How will journalists and ticket-buyers respond to this?
An air-traffic controller interjects from somewhere on the ground, obviously confused over what he is hearing. "We just -- we didn't get it clear," he says. "Is that United 93 calling?"
In Arabic comes this answer: "Jassim."
"In the name of Allah, the most merciful, the most compassionate."
Or this:
The terrorists, talking with each other in Arabic, consider bringing a pilot who might still be alive back into the cockpit to talk to ground control. It now appears the hijackers too are growing confused, and worried about the passengers. "In the name of Allah," shouts one, "I bear witness that there is no other [G]od but Allah."
There is much more. So far, only people from Time -- in this age of cross-media promotional work -- have seen the movie. An online review notes, mentioning the moviegoers who urged theaters to stop showing the United 93 trailer:
Perhaps those who saw the trailer didn't realize that this was the one flight, of the four hijacked that day, with an inspiring ending. This was the one on which the good guys, following passenger Todd Beamer's John Wayne-like invocation, "Let's roll," foiled the bad guys. The saga of this flight makes for, in 9/11 terms, a feel-good movie.

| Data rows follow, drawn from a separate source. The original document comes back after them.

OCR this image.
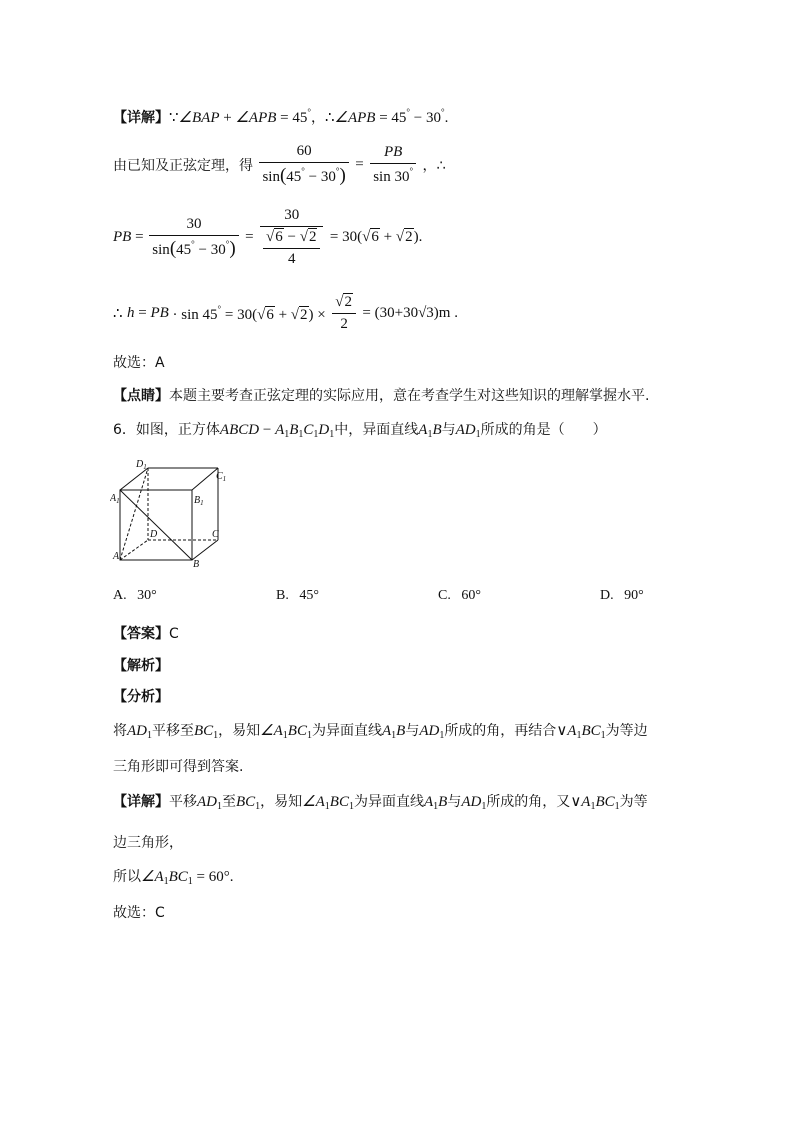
【详解】∵∠BAP + ∠APB = 45°，∴∠APB = 45° − 30°.
由已知及正弦定理，得 $\frac{60}{\sin(45^\circ - 30^\circ)} = \frac{PB}{\sin 30^\circ}$ ，∴
PB = $\frac{30}{\sin(45^\circ - 30^\circ)} = \frac{30}{\frac{√6 - √2}{4}} = 30(√6 + √2)$.
∴ h = PB · $\sin 45^\circ = 30(√6 + √2) \times \frac{√2}{2} = (30+30√3)m$ .
故选：A
【点睛】本题主要考查正弦定理的实际应用，意在考查学生对这些知识的理解掌握水平.
6．如图，正方体ABCD − $A_1B_1C_1D_1$中，异面直线$A_1B$与$AD_1$所成的角是（　　）
$D_1$
$C_1$
$A_1$	$B_1$
C
D
A
B
A. 30°	B. 45°	C. 60°	D. 90°
【答案】C
【解析】
【分析】
将$AD_1$平移至$BC_1$，易知$\angle A_1BC_1$为异面直线$A_1B$与$AD_1$所成的角，再结合$\vee A_1BC_1$为等边
三角形即可得到答案.
【详解】平移$AD_1$至$BC_1$，易知$\angle A_1BC_1$为异面直线$A_1B$与$AD_1$所成的角，又$\vee A_1BC_1$为等
边三角形，
所以$\angle A_1BC_1 = 60^\circ$.
故选：C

Just as important, United 93, at which Time was given an exclusive first look, is a good movie -- taut and implacable -- that honors the deeds of the passengers while being fair, if anyone cares, to the hijackers' jihad bravado. (At one point the passengers are heard murmuring the Lord's Prayer while the hijackers whisper their prayers to Allah.) If this is a horror movie, it is an edifying one, a history lesson with the pulse of a world-on-the-line suspense film.
If anyone cares? You have to be joking, this soon after the cartoon crisis. All kinds of people are going to care, whether they pay money to see the movie or not.